Tyneside Cinema are piloting a project to assist those with dementia in attending cinema screenings. As their website states, “dementia is a disease which can have a dramatic impact on what cultural activities people feel able to participate in.”
To help these people enjoy the cinematic experience, Tyneside Cinema are involved in “a research project to test new approaches to make [attending screenings] easier for those who have dementia, their carers, companions and families.”
A statement on their website reads: “from July 2015, Tyneside Cinema will be running a series of regular daytime film screenings for people with dementia and their carers and families and we are seeking input from these people, in particular, to help develop our approach.”
It continues: “The Dementia Friendly Cinema project was initiated by the Elders Council of Newcastle who also provided seed funding to start the project.
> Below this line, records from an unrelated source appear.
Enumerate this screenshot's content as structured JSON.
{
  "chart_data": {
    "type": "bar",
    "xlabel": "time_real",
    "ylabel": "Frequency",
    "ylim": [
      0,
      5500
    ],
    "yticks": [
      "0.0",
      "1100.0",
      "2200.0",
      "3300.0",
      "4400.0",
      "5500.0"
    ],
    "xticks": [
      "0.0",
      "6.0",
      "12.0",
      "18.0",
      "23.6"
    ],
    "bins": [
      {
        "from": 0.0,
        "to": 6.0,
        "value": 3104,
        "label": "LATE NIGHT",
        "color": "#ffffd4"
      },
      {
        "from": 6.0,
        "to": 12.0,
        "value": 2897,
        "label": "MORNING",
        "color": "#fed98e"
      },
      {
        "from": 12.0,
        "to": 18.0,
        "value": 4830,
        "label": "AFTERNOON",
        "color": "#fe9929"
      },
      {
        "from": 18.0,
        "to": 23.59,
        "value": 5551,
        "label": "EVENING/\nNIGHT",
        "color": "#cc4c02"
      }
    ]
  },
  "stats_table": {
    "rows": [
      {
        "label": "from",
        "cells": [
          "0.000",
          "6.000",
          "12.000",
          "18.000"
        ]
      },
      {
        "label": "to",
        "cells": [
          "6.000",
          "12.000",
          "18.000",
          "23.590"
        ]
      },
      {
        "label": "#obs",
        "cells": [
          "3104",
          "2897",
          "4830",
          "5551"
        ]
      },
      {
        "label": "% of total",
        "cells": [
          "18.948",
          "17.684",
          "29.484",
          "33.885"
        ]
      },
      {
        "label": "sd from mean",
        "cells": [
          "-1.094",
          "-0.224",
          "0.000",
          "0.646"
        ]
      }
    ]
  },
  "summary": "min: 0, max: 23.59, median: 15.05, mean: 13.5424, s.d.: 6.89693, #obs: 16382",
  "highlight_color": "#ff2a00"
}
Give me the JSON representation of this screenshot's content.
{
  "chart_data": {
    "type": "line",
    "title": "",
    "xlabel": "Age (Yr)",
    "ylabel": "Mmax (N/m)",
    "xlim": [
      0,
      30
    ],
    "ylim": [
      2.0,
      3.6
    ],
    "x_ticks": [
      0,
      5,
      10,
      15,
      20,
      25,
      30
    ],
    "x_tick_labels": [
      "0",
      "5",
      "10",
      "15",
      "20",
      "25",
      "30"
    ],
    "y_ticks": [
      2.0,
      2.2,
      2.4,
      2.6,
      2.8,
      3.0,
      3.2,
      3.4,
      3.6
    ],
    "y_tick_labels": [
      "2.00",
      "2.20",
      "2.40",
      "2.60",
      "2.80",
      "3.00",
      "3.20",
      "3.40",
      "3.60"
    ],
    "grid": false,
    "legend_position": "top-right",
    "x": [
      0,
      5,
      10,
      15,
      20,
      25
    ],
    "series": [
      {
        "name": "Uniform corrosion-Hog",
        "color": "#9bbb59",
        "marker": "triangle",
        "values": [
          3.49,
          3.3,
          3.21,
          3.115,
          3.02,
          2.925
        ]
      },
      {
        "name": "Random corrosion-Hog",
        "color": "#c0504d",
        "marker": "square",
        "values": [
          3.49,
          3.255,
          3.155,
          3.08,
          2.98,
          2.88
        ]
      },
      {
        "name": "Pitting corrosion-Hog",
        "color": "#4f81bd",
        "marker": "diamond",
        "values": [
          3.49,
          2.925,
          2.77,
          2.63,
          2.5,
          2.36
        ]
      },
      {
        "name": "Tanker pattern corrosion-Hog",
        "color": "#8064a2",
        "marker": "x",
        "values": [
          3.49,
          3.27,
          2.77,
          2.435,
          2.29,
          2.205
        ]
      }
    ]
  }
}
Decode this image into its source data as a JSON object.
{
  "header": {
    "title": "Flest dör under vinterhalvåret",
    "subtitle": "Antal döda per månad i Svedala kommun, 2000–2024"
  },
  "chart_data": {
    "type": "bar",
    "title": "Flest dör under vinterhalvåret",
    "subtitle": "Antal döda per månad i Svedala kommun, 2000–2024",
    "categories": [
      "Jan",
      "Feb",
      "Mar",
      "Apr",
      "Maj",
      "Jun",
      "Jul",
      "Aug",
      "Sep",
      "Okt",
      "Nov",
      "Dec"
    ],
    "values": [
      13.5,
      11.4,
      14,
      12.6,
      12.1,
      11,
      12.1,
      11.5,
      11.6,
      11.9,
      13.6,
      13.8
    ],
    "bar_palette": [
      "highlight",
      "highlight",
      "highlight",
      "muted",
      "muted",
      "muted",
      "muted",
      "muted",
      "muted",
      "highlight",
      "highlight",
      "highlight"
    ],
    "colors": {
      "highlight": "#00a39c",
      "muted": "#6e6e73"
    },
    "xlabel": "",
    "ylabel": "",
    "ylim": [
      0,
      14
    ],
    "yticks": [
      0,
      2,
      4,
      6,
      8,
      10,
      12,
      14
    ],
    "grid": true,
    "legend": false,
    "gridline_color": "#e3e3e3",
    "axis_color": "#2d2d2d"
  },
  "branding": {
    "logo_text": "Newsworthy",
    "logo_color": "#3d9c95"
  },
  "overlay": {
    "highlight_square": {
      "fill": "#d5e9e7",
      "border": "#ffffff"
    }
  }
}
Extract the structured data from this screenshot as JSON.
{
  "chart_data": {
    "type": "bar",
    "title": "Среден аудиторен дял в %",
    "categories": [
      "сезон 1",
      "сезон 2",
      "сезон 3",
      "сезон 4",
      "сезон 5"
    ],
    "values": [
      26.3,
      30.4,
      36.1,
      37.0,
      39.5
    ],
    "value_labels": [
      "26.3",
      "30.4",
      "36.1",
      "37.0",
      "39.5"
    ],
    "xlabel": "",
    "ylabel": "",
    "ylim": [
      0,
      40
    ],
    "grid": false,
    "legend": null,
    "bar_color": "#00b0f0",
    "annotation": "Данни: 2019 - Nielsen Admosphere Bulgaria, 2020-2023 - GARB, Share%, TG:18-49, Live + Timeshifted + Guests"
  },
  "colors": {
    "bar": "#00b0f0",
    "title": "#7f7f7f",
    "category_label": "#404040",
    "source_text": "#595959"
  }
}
It has been developed and informed by a steering group which includes the Elders Council, Tyneside Cinema, Alzheimer’s Society, Newcastle Carers, Dementia Care, Newcastle Quality of Life Partnership and Newcastle University’s Institute for Ageing.”
If you have experiences that might be useful to this project, and would like to help out, please click here and complete a simple survey. Also, you can click here for more information on their project.
So, while there are still issues and annoyances out there for cinemagoers with additional needs (poor positioning for wheelchair users, the irregularity of subtitled screenings), it’s good to know that cinemas are moving towards a better status quo.
To reiterate what we said earlier: do let us know of any cinema-effecting additional needs we’ve missed, and we’ll keep this article up to date.